Schließlich fielen mir die Gruben ein, aus denen ich soeben aufgetaucht war Warum sollte ich sie nicht dort verstecken, bis ich zurückkehrte und sie in Sicherheit und für immer von diesem gräßlichen Ort wegbringen konnte? Ich erläuterte ihr meinen Plan.
Sie klammerte sich einen Augenblick noch fester an mich.
»Ich kann es nicht ertragen, jetzt von dir getrennt zu werden, nicht einmal für eine kurze Zeit, John Carter«, sagte sie. »Ich schaudere bei dem Gedanken, wieder allein zu sein, wo diese gräßliche Kreatur mich finden konnte. Du kennst sie nicht. Niemand kann sich vorstellen, wie wild und grausam sie ist, der sie nicht über ein halbes Jahr bei ihren täglichen Verrichtungen beobachtet hat. Ich habe fast die ganze Zeit gebraucht, um selbst die Dinge richtig zu erfassen, die ich mit eigenen Augen gesehen hatte.«
»Dann werde ich dich nicht verlassen, meine Prinzessin«, erwiderte ich.
Sie schwieg eine Weile, dann zog sie mein Gesicht zu ihrem und küßte mich.
»Geh, John Carter«, sagte sie. »Unser Sohn ist dort mit seinen Soldaten, sie kämpfen um die Prinzessin von Helium. Wo sie sind, solltest auch du sein. Ich darf jetzt nicht an mich denken, sondern nur an sie und die Pflichten meines Gatten. Dem darf ich nicht im Wege stehen. Versteck mich in den Gruben und geh.«
Ich führte sie zu der Tür, durch welche ich den Raum von unten betreten konnte. Dort drückte ich sie zärtlich an mich, geleitete sie über die Schwelle, küßte sie abermals und schloß die Tür hinter ihr, wenngleich es mir das Herz zerriß und mich mit den dunkelsten Schatten schrecklicher Vorahnungen erfüllte.

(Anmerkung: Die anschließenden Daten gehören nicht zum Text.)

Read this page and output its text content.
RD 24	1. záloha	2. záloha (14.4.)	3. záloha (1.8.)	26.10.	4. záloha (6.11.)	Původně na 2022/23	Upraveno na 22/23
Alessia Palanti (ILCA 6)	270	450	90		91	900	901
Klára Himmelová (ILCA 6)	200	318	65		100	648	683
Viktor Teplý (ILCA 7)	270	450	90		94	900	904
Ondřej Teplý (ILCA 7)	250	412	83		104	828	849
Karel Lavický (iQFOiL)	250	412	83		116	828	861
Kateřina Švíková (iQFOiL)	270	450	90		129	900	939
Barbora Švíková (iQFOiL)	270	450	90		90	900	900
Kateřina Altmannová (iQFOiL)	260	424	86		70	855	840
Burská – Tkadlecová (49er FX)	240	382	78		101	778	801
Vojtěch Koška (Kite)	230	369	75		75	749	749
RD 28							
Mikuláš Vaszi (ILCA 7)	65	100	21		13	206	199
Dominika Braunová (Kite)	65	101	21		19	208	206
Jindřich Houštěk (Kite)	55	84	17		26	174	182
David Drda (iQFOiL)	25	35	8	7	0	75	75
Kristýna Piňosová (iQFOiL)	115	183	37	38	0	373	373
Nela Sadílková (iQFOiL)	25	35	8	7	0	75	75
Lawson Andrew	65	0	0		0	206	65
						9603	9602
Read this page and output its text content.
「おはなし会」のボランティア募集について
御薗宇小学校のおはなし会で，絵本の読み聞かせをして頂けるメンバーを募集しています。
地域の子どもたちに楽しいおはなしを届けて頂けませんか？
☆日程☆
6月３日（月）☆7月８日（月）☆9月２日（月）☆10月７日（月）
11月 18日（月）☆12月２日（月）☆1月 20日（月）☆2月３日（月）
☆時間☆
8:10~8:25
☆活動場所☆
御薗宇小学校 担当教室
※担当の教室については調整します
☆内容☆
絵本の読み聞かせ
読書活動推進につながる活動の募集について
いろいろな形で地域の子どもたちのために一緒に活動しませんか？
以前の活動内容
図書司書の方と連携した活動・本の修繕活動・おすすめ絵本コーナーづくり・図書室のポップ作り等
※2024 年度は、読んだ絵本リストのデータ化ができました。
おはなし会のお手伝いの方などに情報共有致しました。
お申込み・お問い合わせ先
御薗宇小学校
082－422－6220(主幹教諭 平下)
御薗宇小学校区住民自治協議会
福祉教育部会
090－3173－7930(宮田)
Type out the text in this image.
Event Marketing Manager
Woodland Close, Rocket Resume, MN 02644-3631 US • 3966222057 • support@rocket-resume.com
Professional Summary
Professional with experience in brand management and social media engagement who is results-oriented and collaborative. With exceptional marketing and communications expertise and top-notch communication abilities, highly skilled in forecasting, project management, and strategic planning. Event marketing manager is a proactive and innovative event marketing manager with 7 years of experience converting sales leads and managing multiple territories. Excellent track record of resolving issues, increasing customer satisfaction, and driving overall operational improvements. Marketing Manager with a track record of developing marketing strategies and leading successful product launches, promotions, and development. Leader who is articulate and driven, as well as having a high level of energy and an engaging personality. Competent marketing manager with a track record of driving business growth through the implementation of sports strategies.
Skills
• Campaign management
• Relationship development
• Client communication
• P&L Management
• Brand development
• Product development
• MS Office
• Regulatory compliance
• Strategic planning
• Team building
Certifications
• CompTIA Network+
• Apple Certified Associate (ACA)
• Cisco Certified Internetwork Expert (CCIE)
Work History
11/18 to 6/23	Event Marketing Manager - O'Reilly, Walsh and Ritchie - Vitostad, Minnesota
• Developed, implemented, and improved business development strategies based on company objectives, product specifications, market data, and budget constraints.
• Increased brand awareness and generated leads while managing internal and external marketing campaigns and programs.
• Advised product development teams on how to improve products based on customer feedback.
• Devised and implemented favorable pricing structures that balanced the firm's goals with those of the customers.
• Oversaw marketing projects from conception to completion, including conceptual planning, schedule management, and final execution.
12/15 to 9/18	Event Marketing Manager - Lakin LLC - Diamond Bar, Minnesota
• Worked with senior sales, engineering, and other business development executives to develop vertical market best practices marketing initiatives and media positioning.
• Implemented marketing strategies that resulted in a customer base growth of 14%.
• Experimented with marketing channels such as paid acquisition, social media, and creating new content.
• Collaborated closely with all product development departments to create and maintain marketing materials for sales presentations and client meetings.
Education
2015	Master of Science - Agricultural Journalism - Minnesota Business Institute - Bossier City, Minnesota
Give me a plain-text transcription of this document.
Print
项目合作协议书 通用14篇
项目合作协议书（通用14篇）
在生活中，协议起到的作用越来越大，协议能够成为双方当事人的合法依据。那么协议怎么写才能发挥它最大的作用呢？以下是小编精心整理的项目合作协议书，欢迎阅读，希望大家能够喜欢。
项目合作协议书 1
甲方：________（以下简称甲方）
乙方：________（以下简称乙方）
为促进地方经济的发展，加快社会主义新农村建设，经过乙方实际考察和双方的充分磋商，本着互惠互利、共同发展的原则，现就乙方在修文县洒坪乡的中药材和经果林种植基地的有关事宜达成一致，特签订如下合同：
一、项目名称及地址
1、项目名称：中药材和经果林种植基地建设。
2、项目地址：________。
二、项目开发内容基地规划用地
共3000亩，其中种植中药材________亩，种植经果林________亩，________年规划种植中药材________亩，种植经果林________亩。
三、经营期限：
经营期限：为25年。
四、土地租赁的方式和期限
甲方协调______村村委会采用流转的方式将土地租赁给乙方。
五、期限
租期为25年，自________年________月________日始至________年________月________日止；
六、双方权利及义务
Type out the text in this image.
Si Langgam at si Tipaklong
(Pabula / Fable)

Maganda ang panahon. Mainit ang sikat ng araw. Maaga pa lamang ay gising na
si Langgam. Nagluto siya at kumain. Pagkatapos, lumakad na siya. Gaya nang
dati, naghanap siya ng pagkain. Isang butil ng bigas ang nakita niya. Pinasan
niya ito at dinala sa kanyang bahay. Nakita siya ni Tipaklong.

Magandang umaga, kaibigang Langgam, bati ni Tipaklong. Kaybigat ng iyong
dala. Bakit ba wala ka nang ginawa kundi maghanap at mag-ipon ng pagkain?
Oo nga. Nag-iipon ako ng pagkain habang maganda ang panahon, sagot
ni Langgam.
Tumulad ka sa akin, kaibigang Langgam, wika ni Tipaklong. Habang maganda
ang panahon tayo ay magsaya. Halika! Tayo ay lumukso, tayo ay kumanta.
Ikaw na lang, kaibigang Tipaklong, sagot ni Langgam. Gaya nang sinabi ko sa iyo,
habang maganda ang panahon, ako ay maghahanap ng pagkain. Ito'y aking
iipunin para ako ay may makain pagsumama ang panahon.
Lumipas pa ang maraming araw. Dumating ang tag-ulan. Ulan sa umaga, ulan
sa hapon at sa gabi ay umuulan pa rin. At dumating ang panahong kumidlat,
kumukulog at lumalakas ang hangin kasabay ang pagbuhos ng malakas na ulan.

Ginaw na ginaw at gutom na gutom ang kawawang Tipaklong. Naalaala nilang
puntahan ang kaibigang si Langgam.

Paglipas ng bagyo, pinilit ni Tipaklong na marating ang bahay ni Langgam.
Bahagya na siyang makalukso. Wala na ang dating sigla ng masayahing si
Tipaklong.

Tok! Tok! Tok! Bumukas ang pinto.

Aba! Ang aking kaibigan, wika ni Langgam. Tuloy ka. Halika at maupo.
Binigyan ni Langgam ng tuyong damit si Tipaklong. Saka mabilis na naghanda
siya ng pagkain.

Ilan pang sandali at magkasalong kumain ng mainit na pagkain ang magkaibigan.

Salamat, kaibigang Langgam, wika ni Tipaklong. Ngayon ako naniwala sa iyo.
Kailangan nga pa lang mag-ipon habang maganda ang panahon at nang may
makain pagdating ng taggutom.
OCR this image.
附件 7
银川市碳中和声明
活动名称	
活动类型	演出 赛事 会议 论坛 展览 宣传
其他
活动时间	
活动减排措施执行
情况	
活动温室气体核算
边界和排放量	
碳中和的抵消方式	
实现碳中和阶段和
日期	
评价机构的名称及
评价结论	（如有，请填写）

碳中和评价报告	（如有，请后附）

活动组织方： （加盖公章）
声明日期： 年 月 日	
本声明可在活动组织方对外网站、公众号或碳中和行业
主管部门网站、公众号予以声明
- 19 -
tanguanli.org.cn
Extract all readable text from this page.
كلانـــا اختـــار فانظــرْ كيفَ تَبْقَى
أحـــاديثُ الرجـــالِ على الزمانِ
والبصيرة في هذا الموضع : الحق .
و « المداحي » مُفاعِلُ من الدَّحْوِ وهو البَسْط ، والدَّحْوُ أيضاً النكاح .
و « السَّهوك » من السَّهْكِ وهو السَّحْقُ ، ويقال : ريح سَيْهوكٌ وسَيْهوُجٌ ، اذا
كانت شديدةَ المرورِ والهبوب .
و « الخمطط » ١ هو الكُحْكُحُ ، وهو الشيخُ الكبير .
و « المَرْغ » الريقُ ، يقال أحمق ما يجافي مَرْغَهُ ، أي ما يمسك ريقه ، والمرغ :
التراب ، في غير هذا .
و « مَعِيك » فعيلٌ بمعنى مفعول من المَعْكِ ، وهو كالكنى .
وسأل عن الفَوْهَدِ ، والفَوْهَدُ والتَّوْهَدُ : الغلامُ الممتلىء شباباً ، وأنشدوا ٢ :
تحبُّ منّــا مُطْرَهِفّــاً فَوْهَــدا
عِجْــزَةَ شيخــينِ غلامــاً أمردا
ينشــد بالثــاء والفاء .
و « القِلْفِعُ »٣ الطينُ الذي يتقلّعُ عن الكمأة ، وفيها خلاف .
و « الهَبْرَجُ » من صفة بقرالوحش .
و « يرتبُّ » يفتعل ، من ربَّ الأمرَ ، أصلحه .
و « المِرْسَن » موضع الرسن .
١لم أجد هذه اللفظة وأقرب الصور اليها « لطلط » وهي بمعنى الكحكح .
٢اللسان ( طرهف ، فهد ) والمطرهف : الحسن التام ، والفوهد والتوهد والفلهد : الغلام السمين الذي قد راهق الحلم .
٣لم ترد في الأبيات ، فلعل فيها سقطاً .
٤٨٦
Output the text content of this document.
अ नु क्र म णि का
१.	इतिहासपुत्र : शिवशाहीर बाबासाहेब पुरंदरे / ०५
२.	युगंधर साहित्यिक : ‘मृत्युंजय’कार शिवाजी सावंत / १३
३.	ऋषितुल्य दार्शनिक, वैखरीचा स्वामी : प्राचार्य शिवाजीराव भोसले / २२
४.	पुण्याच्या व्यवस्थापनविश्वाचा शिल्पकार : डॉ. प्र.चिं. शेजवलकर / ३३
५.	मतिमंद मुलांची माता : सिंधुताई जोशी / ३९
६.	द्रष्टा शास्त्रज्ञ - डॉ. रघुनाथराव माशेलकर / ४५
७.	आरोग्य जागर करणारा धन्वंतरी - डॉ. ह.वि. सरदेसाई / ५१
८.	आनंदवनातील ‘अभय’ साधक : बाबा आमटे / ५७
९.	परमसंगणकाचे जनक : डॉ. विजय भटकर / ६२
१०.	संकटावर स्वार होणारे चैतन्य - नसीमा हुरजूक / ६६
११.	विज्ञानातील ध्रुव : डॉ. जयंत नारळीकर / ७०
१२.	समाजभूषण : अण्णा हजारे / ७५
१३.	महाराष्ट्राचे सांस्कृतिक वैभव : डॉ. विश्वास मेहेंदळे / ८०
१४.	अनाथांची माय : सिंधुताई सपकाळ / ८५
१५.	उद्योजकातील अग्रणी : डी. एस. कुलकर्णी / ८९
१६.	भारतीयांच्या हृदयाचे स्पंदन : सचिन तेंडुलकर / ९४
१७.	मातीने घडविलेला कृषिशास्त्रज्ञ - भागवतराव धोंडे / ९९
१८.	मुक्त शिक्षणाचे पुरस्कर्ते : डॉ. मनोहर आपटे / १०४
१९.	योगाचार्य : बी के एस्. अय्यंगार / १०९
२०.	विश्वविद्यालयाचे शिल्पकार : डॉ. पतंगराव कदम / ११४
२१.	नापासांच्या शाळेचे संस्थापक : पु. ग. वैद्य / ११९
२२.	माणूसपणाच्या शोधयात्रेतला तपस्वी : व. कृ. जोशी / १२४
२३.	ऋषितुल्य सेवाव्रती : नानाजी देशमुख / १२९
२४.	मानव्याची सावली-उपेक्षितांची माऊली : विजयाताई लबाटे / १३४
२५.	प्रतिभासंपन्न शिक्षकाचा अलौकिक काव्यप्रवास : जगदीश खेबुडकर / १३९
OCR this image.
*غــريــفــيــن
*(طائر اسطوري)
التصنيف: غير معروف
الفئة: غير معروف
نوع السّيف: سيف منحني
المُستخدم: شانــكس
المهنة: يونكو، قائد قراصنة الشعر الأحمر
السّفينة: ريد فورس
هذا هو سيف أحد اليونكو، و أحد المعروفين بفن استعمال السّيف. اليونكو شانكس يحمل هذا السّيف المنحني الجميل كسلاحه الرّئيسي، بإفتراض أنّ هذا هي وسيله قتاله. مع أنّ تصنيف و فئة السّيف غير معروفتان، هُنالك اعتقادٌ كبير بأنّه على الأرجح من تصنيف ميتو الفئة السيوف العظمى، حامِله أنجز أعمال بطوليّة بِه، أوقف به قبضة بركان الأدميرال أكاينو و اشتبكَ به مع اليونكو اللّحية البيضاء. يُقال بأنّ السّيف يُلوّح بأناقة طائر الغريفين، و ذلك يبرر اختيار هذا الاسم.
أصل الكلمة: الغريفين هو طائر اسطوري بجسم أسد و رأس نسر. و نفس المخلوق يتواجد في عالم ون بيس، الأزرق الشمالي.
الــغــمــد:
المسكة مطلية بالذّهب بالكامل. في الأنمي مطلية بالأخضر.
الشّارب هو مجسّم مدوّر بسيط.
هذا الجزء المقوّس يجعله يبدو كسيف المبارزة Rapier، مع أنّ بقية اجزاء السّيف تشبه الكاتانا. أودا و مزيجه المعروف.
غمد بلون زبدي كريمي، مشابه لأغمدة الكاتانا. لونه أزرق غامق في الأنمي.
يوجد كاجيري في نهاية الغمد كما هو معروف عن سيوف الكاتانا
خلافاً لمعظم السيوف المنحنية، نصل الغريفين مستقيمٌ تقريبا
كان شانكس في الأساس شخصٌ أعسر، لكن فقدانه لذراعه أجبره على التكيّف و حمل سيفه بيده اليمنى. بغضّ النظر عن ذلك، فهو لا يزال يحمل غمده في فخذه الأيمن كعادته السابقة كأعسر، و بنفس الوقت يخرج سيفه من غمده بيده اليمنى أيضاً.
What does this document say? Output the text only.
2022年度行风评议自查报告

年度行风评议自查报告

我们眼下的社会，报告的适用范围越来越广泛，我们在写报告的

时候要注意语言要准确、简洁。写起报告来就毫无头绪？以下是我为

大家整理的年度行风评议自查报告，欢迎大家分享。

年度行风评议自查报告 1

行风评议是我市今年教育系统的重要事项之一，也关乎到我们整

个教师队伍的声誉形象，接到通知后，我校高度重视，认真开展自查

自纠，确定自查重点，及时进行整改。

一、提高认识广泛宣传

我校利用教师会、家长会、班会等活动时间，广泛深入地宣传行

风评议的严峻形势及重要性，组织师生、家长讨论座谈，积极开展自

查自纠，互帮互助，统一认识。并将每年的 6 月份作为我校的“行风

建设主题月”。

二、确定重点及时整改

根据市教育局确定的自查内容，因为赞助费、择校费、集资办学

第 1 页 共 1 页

Ohne langer zu zögern, eilte ich von dem Gemach in Richtung des größten Lärms davon. Ich hatte kaum ein halbes Dutzend Räume durchquert, als ich auf den Schauplatz eines furchtbaren Kampfes geriet. Die Schwarzen drängten sich in Massen am Eingang zu einem großen Saal, wo sie versuchten, das weitere Vordringen einer Gruppe roter Menschen in die inneren geheiligten Räume des Tempels zu verhindern.
Da ich von innen kam, fand ich mich hinter den Schwarzen, und ohne zu warten oder auch ihre Anzahl beziehungsweise die Torheit meines Vorgehens einzukalkulieren, griff ich schnell durch den Raum an und überfiel sie von hinten mit meinem Langschwert.
Als ich den ersten Schlag führte, rief ich laut »Für Helium!«. Dann ließ ich Hieb auf Hieb auf die überraschten Krieger niederprasseln, während die Roten draußen beim Klang meiner Stimme Mut faßten und mit dem Ruf »John Carter! John Carter!« ihre Anstrengungen so wirksam verdoppelten, daß die Reihen der Schwarzen aufgebrochen waren, ehe diese sich von ihrer zeitweiligen Verwirrung erholen konnten, und die roten Menschen in den Raum fluteten.
Der Kampf in diesem Gemach wäre als ein historisches Denkmal des grimmigen Ungestüms seines kriegerischen Volkes in die Annalen von Barsoom eingegangen, wäre nur ein fähiger Chronist zur Stelle gewesen. Fünfhundert Mann kämpften dort an diesem Tag, die schwarzen Männer gegen die roten. Niemand bat um Gnade oder gab Pardon. Sie kämpften wie in stillem Übereinkommen, als wollten sie ein für allemal ihr Recht auf Leben behaupten entsprechend dem Wolfsgesetz des Sieges des Stärkeren.